Nowadays, the Islamic, SRI and Green investments represent one of the drivers in the

‘modern’ ways of investing. The investors’ social and ecological awareness has risen and consequently translated into increased amount of assets invested in the Green and the SRI

financial products. As a consequence, Green and SRI mutual equity funds grew significantly.

Similarly, in the past two decades, the Islamic mutual equity funds grew considerably as

Shariah scholars started to accept equity investments. Moreover, they have been increasingly

incorporated into global financial markets, as they offer innovative financial products and

opportunity for investors to diversify their portfolios, thus potentially offsetting their risk.

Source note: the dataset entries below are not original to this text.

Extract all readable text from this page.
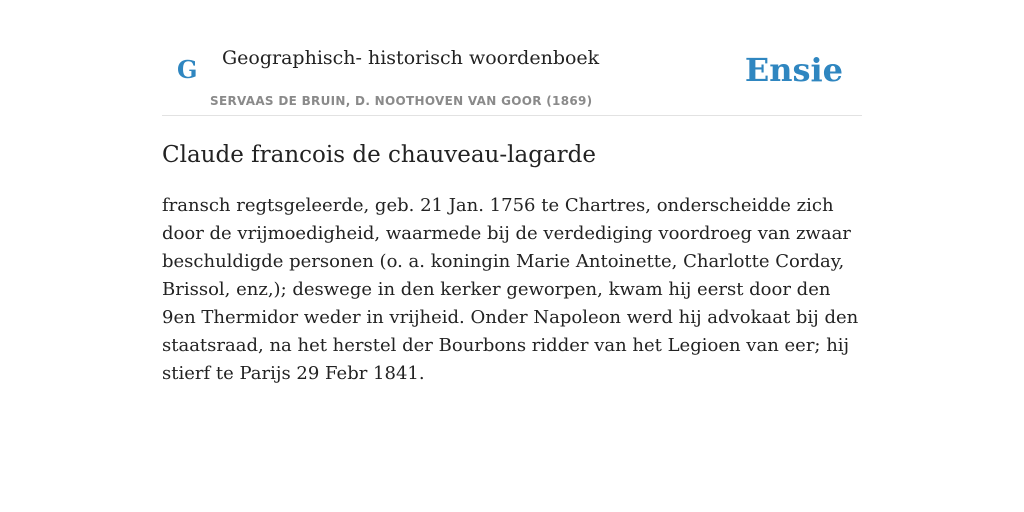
G Geographisch- historisch woordenboek
SERVAAS DE BRUIN, D. NOOTHOVEN VAN GOOR (1869)
Ensie
Claude francois de chauveau-lagarde

fransch regtsgeleerde, geb. 21 Jan. 1756 te Chartres, onderscheidde zich door de vrijmoedigheid, waarmede bij de verdediging voordroeg van zwaar beschuldigde personen (o. a. koningin Marie Antoinette, Charlotte Corday, Brissol, enz,); deswege in den kerker geworpen, kwam hij eerst door den 9en Thermidor weder in vrijheid. Onder Napoleon werd hij advokaat bij den staatsraad, na het herstel der Bourbons ridder van het Legioen van eer; hij stierf te Parijs 29 Febr 1841.
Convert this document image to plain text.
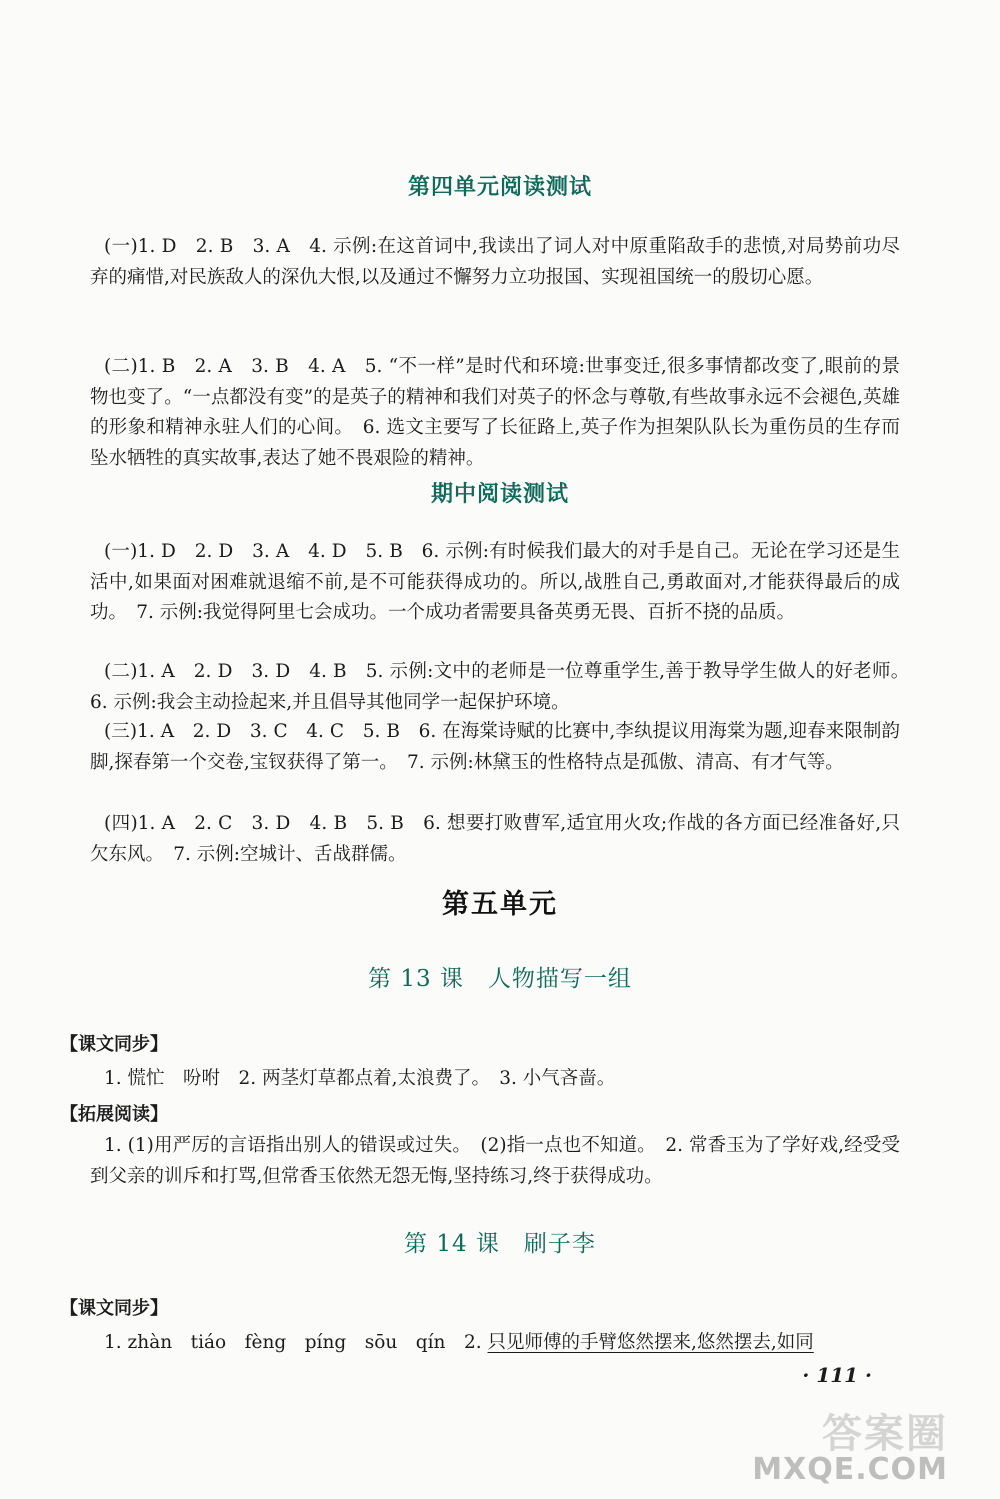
第四单元阅读测试
(一)1. D　2. B　3. A　4. 示例:在这首词中,我读出了词人对中原重陷敌手的悲愤,对局势前功尽弃的痛惜,对民族敌人的深仇大恨,以及通过不懈努力立功报国、实现祖国统一的殷切心愿。
(二)1. B　2. A　3. B　4. A　5. “不一样”是时代和环境:世事变迁,很多事情都改变了,眼前的景物也变了。“一点都没有变”的是英子的精神和我们对英子的怀念与尊敬,有些故事永远不会褪色,英雄的形象和精神永驻人们的心间。　6. 选文主要写了长征路上,英子作为担架队队长为重伤员的生存而坠水牺牲的真实故事,表达了她不畏艰险的精神。
期中阅读测试
(一)1. D　2. D　3. A　4. D　5. B　6. 示例:有时候我们最大的对手是自己。无论在学习还是生活中,如果面对困难就退缩不前,是不可能获得成功的。所以,战胜自己,勇敢面对,才能获得最后的成功。　7. 示例:我觉得阿里七会成功。一个成功者需要具备英勇无畏、百折不挠的品质。
(二)1. A　2. D　3. D　4. B　5. 示例:文中的老师是一位尊重学生,善于教导学生做人的好老师。　6. 示例:我会主动捡起来,并且倡导其他同学一起保护环境。
(三)1. A　2. D　3. C　4. C　5. B　6. 在海棠诗赋的比赛中,李纨提议用海棠为题,迎春来限制韵脚,探春第一个交卷,宝钗获得了第一。　7. 示例:林黛玉的性格特点是孤傲、清高、有才气等。
(四)1. A　2. C　3. D　4. B　5. B　6. 想要打败曹军,适宜用火攻;作战的各方面已经准备好,只欠东风。　7. 示例:空城计、舌战群儒。
第五单元
第 13 课　人物描写一组
【课文同步】
1. 慌忙　吩咐　2. 两茎灯草都点着,太浪费了。　3. 小气吝啬。
【拓展阅读】
1. (1)用严厉的言语指出别人的错误或过失。　(2)指一点也不知道。　2. 常香玉为了学好戏,经受受到父亲的训斥和打骂,但常香玉依然无怨无悔,坚持练习,终于获得成功。
第 14 课　刷子李
【课文同步】
1. zhàn　tiáo　fèng　píng　sōu　qín　2. 只见师傅的手臂悠然摆来,悠然摆去,如同
· 111 ·
答案圈
MXQE.COM
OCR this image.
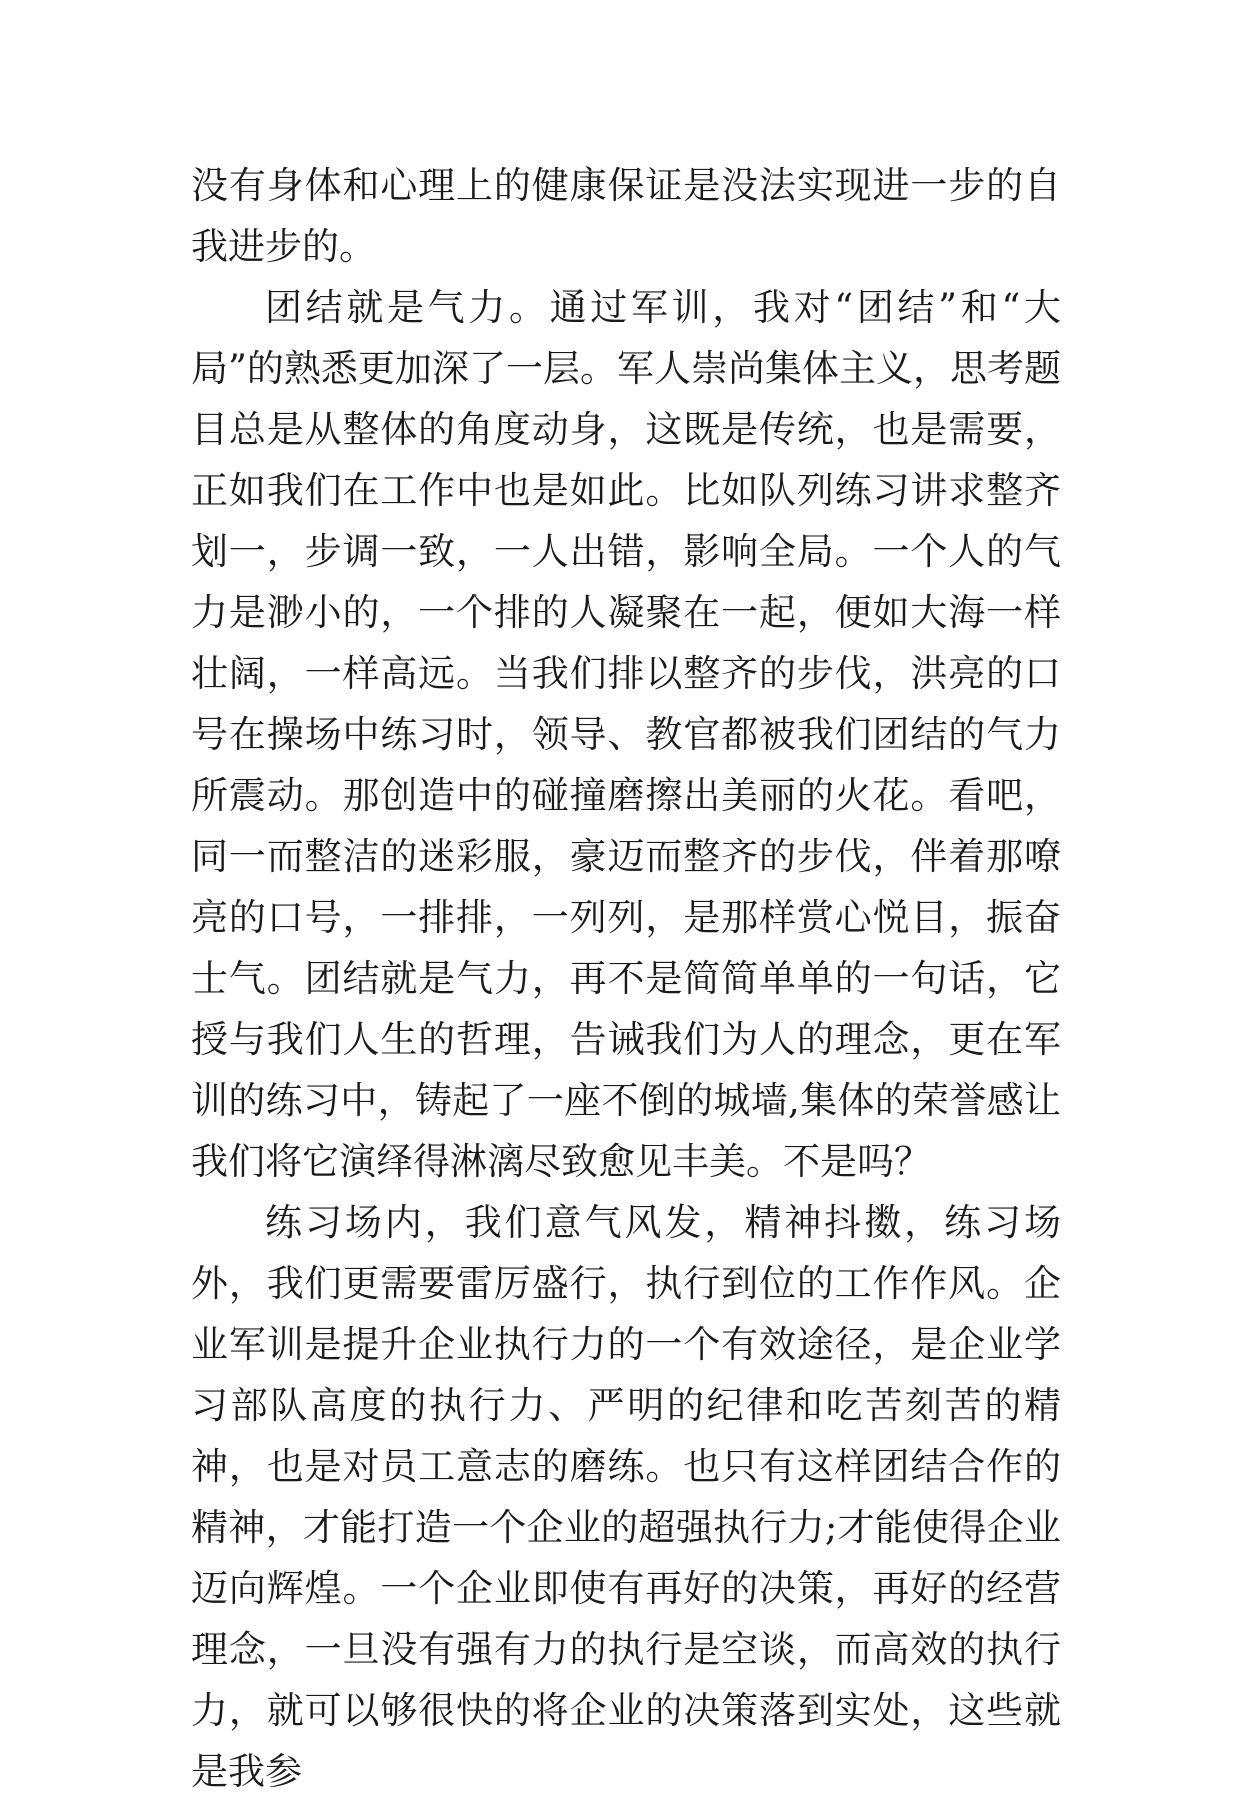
没有身体和心理上的健康保证是没法实现进一步的自我进步的。

团结就是气力。通过军训，我对“团结”和“大局”的熟悉更加深了一层。军人崇尚集体主义，思考题目总是从整体的角度动身，这既是传统，也是需要，正如我们在工作中也是如此。比如队列练习讲求整齐划一，步调一致，一人出错，影响全局。一个人的气力是渺小的，一个排的人凝聚在一起，便如大海一样壮阔，一样高远。当我们排以整齐的步伐，洪亮的口号在操场中练习时，领导、教官都被我们团结的气力所震动。那创造中的碰撞磨擦出美丽的火花。看吧，同一而整洁的迷彩服，豪迈而整齐的步伐，伴着那嘹亮的口号，一排排，一列列，是那样赏心悦目，振奋士气。团结就是气力，再不是简简单单的一句话，它授与我们人生的哲理，告诫我们为人的理念，更在军训的练习中，铸起了一座不倒的城墙,集体的荣誉感让我们将它演绎得淋漓尽致愈见丰美。不是吗？

练习场内，我们意气风发，精神抖擞，练习场外，我们更需要雷厉盛行，执行到位的工作作风。企业军训是提升企业执行力的一个有效途径，是企业学习部队高度的执行力、严明的纪律和吃苦刻苦的精神，也是对员工意志的磨练。也只有这样团结合作的精神，才能打造一个企业的超强执行力;才能使得企业迈向辉煌。一个企业即使有再好的决策，再好的经营理念，一旦没有强有力的执行是空谈，而高效的执行力，就可以够很快的将企业的决策落到实处，这些就是我参
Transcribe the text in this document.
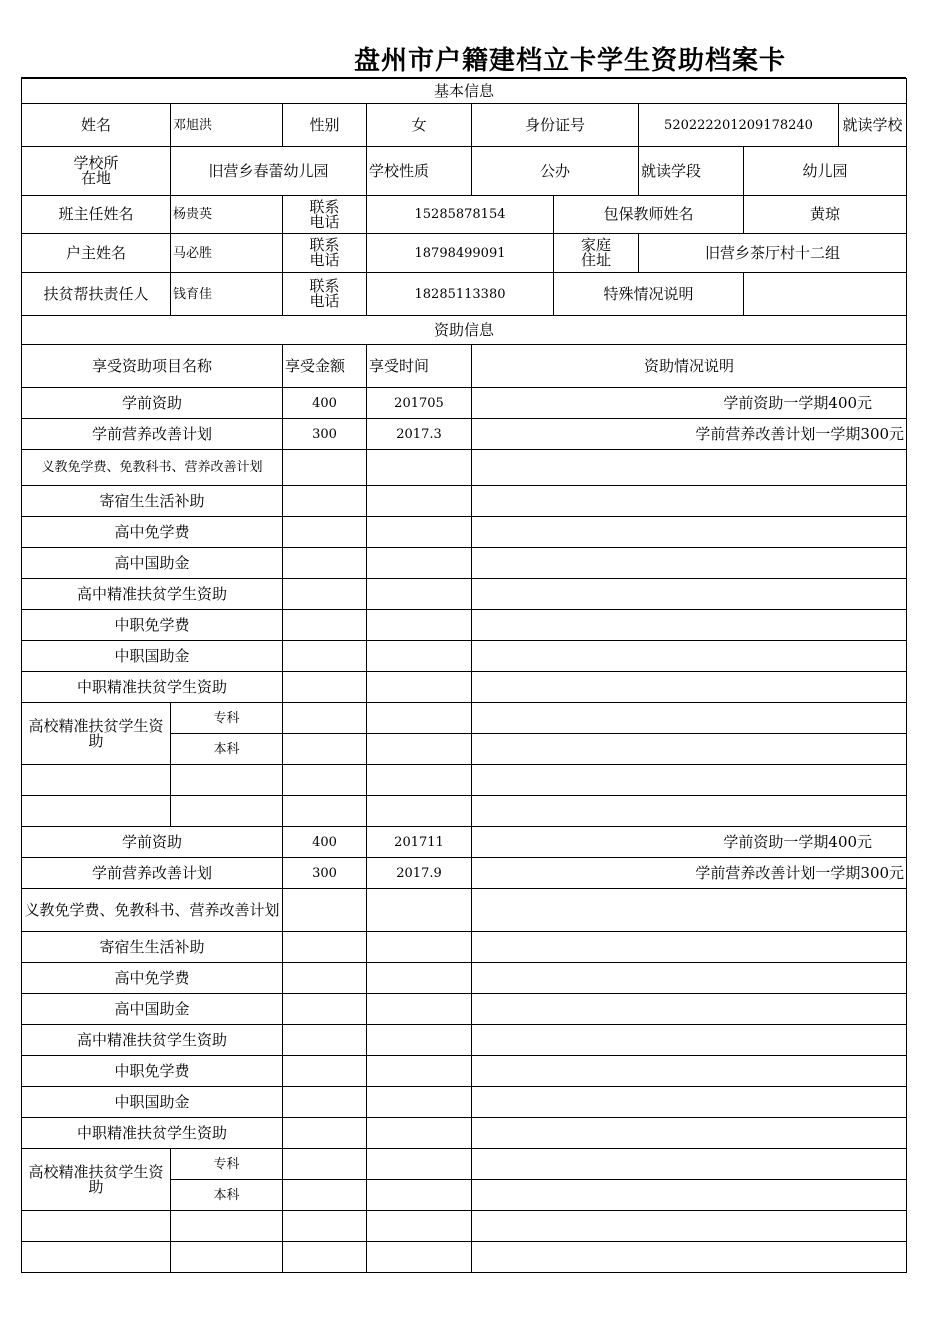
盘州市户籍建档立卡学生资助档案卡
基本信息								
姓名	邓旭洪	性别	女	身份证号		520222201209178240		就读学校
学校所在地	旧营乡春蕾幼儿园		学校性质	公办		就读学段	幼儿园	
班主任姓名	杨贵英	联系电话	15285878154		包保教师姓名		黄琼	
户主姓名	马必胜	联系电话	18798499091		家庭住址	旧营乡茶厅村十二组		
扶贫帮扶责任人	钱育佳	联系电话	18285113380		特殊情况说明			
资助信息								
享受资助项目名称		享受金额	享受时间	资助情况说明				
学前资助		400	201705	学前资助一学期400元				
学前营养改善计划		300	2017.3	学前营养改善计划一学期300元				
义教免学费、免教科书、营养改善计划								
寄宿生生活补助								
高中免学费								
高中国助金								
高中精准扶贫学生资助								
中职免学费								
中职国助金								
中职精准扶贫学生资助								
高校精准扶贫学生资助	专科							
	本科							

学前资助		400	201711	学前资助一学期400元				
学前营养改善计划		300	2017.9	学前营养改善计划一学期300元				
义教免学费、免教科书、营养改善计划								
寄宿生生活补助								
高中免学费								
高中国助金								
高中精准扶贫学生资助								
中职免学费								
中职国助金								
中职精准扶贫学生资助								
高校精准扶贫学生资助	专科							
	本科							
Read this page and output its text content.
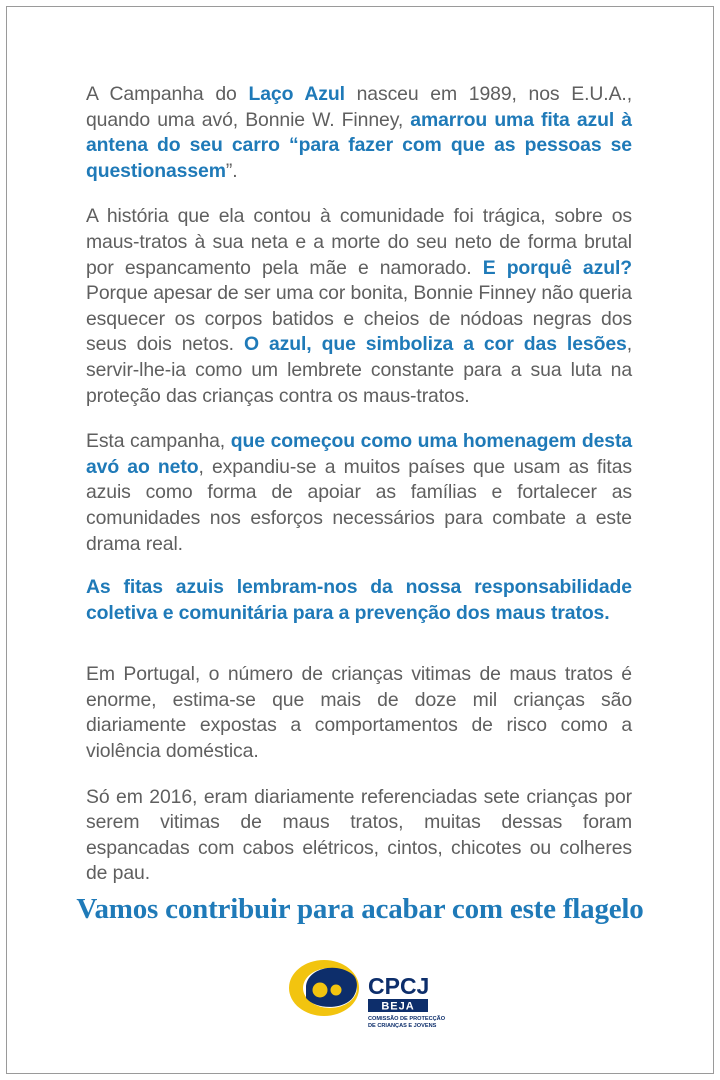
A Campanha do Laço Azul nasceu em 1989, nos E.U.A., quando uma avó, Bonnie W. Finney, amarrou uma fita azul à antena do seu carro “para fazer com que as pessoas se questionassem”.

A história que ela contou à comunidade foi trágica, sobre os maus-tratos à sua neta e a morte do seu neto de forma brutal por espancamento pela mãe e namorado. E porquê azul? Porque apesar de ser uma cor bonita, Bonnie Finney não queria esquecer os corpos batidos e cheios de nódoas negras dos seus dois netos. O azul, que simboliza a cor das lesões, servir-lhe-ia como um lembrete constante para a sua luta na proteção das crianças contra os maus-tratos.

Esta campanha, que começou como uma homenagem desta avó ao neto, expandiu-se a muitos países que usam as fitas azuis como forma de apoiar as famílias e fortalecer as comunidades nos esforços necessários para combate a este drama real.

As fitas azuis lembram-nos da nossa responsabilidade coletiva e comunitária para a prevenção dos maus tratos.

Em Portugal, o número de crianças vitimas de maus tratos é enorme, estima-se que mais de doze mil crianças são diariamente expostas a comportamentos de risco como a violência doméstica.

Só em 2016, eram diariamente referenciadas sete crianças por serem vitimas de maus tratos, muitas dessas foram espancadas com cabos elétricos, cintos, chicotes ou colheres de pau.

Vamos contribuir para acabar com este flagelo
CPCJ
BEJA
COMISSÃO DE PROTECÇÃO
DE CRIANÇAS E JOVENS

The Islamic, SRI and Green mutual equity fund managers use screening when choosing which

stocks to include into their portfolios. Since they all funds have nature of ethical investment, it

makes interesting to study and compare their performance. The objective of this is to examine

and compare performance of the Islamic, SRI and Green mutual equity funds in the period

from 1st January 2001 to 31st December 2015. Moreover, the additional objective is to

observe whether the performance differs if the period of the major financial crises, i.e.

dot.com bubble in 2001 and financial crisis 2007-2008 is excluded from the observation

period. This thesis contributes to other financial literature by being the first study, up to the

author’s knowledge, as it compares and considers the performance of all three types of funds together.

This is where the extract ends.